Backpack Journalism is a collaborative, immersive, five-week program led by theology professor John O’Keefe, PhD, journalism department chair Carol Zuegner, PhD, and journalism professor Tim Guthrie, MFA, during which students produce a mini-documentary telling a story of marginalized people.
Since 2010, Backpack Journalism has produced five documentaries. Each Backpack Journalism documentary focuses on incorporating elements of theology within greater societal issues, highlighting the Catholic Church’s mission at the margins.
“I knew from the start that my passion for social justice was about to grow,” writes senior Maria Corpuz, blogging about her experience on the Backpack Journalism trip.
For two weeks, students stayed in a Jesuit residence in Arizona, visiting their host, KBI in Nogales, Sonora, Mexico. After filming was completed, they returned to Omaha for two weeks to edit film, and create a cohesive story for their documentary.
Nico Sandi, a 2015 Creighton graduate, first took part in Backpack Journalism as a student in 2014 and returned as the director of photography for the 2016 project. Sandi believes filmmaking can give a voice to the voiceless. He says the current film is meant to sensitize viewers to the complex issues around immigration.
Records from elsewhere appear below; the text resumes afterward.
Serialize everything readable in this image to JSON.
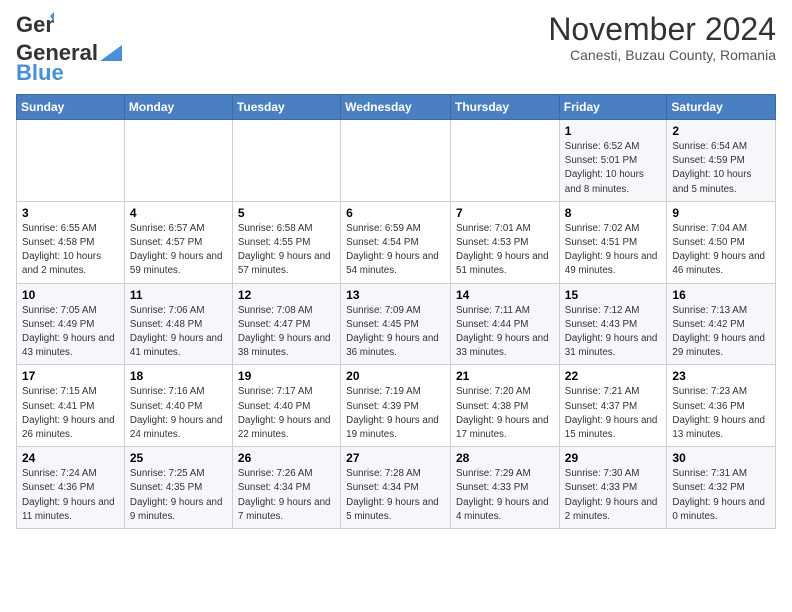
{
  "logo": {
    "general": "General",
    "blue": "Blue"
  },
  "title": "November 2024",
  "subtitle": "Canesti, Buzau County, Romania",
  "header_days": [
    "Sunday",
    "Monday",
    "Tuesday",
    "Wednesday",
    "Thursday",
    "Friday",
    "Saturday"
  ],
  "weeks": [
    [
      {
        "day": "",
        "info": ""
      },
      {
        "day": "",
        "info": ""
      },
      {
        "day": "",
        "info": ""
      },
      {
        "day": "",
        "info": ""
      },
      {
        "day": "",
        "info": ""
      },
      {
        "day": "1",
        "info": "Sunrise: 6:52 AM\nSunset: 5:01 PM\nDaylight: 10 hours and 8 minutes."
      },
      {
        "day": "2",
        "info": "Sunrise: 6:54 AM\nSunset: 4:59 PM\nDaylight: 10 hours and 5 minutes."
      }
    ],
    [
      {
        "day": "3",
        "info": "Sunrise: 6:55 AM\nSunset: 4:58 PM\nDaylight: 10 hours and 2 minutes."
      },
      {
        "day": "4",
        "info": "Sunrise: 6:57 AM\nSunset: 4:57 PM\nDaylight: 9 hours and 59 minutes."
      },
      {
        "day": "5",
        "info": "Sunrise: 6:58 AM\nSunset: 4:55 PM\nDaylight: 9 hours and 57 minutes."
      },
      {
        "day": "6",
        "info": "Sunrise: 6:59 AM\nSunset: 4:54 PM\nDaylight: 9 hours and 54 minutes."
      },
      {
        "day": "7",
        "info": "Sunrise: 7:01 AM\nSunset: 4:53 PM\nDaylight: 9 hours and 51 minutes."
      },
      {
        "day": "8",
        "info": "Sunrise: 7:02 AM\nSunset: 4:51 PM\nDaylight: 9 hours and 49 minutes."
      },
      {
        "day": "9",
        "info": "Sunrise: 7:04 AM\nSunset: 4:50 PM\nDaylight: 9 hours and 46 minutes."
      }
    ],
    [
      {
        "day": "10",
        "info": "Sunrise: 7:05 AM\nSunset: 4:49 PM\nDaylight: 9 hours and 43 minutes."
      },
      {
        "day": "11",
        "info": "Sunrise: 7:06 AM\nSunset: 4:48 PM\nDaylight: 9 hours and 41 minutes."
      },
      {
        "day": "12",
        "info": "Sunrise: 7:08 AM\nSunset: 4:47 PM\nDaylight: 9 hours and 38 minutes."
      },
      {
        "day": "13",
        "info": "Sunrise: 7:09 AM\nSunset: 4:45 PM\nDaylight: 9 hours and 36 minutes."
      },
      {
        "day": "14",
        "info": "Sunrise: 7:11 AM\nSunset: 4:44 PM\nDaylight: 9 hours and 33 minutes."
      },
      {
        "day": "15",
        "info": "Sunrise: 7:12 AM\nSunset: 4:43 PM\nDaylight: 9 hours and 31 minutes."
      },
      {
        "day": "16",
        "info": "Sunrise: 7:13 AM\nSunset: 4:42 PM\nDaylight: 9 hours and 29 minutes."
      }
    ],
    [
      {
        "day": "17",
        "info": "Sunrise: 7:15 AM\nSunset: 4:41 PM\nDaylight: 9 hours and 26 minutes."
      },
      {
        "day": "18",
        "info": "Sunrise: 7:16 AM\nSunset: 4:40 PM\nDaylight: 9 hours and 24 minutes."
      },
      {
        "day": "19",
        "info": "Sunrise: 7:17 AM\nSunset: 4:40 PM\nDaylight: 9 hours and 22 minutes."
      },
      {
        "day": "20",
        "info": "Sunrise: 7:19 AM\nSunset: 4:39 PM\nDaylight: 9 hours and 19 minutes."
      },
      {
        "day": "21",
        "info": "Sunrise: 7:20 AM\nSunset: 4:38 PM\nDaylight: 9 hours and 17 minutes."
      },
      {
        "day": "22",
        "info": "Sunrise: 7:21 AM\nSunset: 4:37 PM\nDaylight: 9 hours and 15 minutes."
      },
      {
        "day": "23",
        "info": "Sunrise: 7:23 AM\nSunset: 4:36 PM\nDaylight: 9 hours and 13 minutes."
      }
    ],
    [
      {
        "day": "24",
        "info": "Sunrise: 7:24 AM\nSunset: 4:36 PM\nDaylight: 9 hours and 11 minutes."
      },
      {
        "day": "25",
        "info": "Sunrise: 7:25 AM\nSunset: 4:35 PM\nDaylight: 9 hours and 9 minutes."
      },
      {
        "day": "26",
        "info": "Sunrise: 7:26 AM\nSunset: 4:34 PM\nDaylight: 9 hours and 7 minutes."
      },
      {
        "day": "27",
        "info": "Sunrise: 7:28 AM\nSunset: 4:34 PM\nDaylight: 9 hours and 5 minutes."
      },
      {
        "day": "28",
        "info": "Sunrise: 7:29 AM\nSunset: 4:33 PM\nDaylight: 9 hours and 4 minutes."
      },
      {
        "day": "29",
        "info": "Sunrise: 7:30 AM\nSunset: 4:33 PM\nDaylight: 9 hours and 2 minutes."
      },
      {
        "day": "30",
        "info": "Sunrise: 7:31 AM\nSunset: 4:32 PM\nDaylight: 9 hours and 0 minutes."
      }
    ]
  ]
}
“Within that complexity, these people are human beings and they deserve fair treatment, and a dignified treatment,” says Sandi, who is producing documentaries in a two-year graduate program at Stanford University.
Zuegner says students see the world differently after participating in Backpack Journalism. Reflecting on the trip during a Q&A session following the film premiere, sophomore Matthew Eastmo said, “Treating people with mercy and kindness is not complicated at all.”
“Every nation has the right to protect their border, but not at the expense of human dignity,” Eastmo said, emphasizing the words of the Rev. Sean Carroll, SJ, executive director of KBI.
Backpack Journalism received funding as part of the Creighton Global Initiative (CGI) – an effort by Creighton President the Rev. Daniel Hendrickson, SJ, to enrich and embrace the University’s global focus. More than 30 campus proposals were awarded nearly $1.5 million in funding in April through CGI.
“El Deportado” will be shown to Jesuit university and high school students from across the nation during the Ignatian Family Teach-In for Justice, from Nov. 12-14 in Washington, D.C.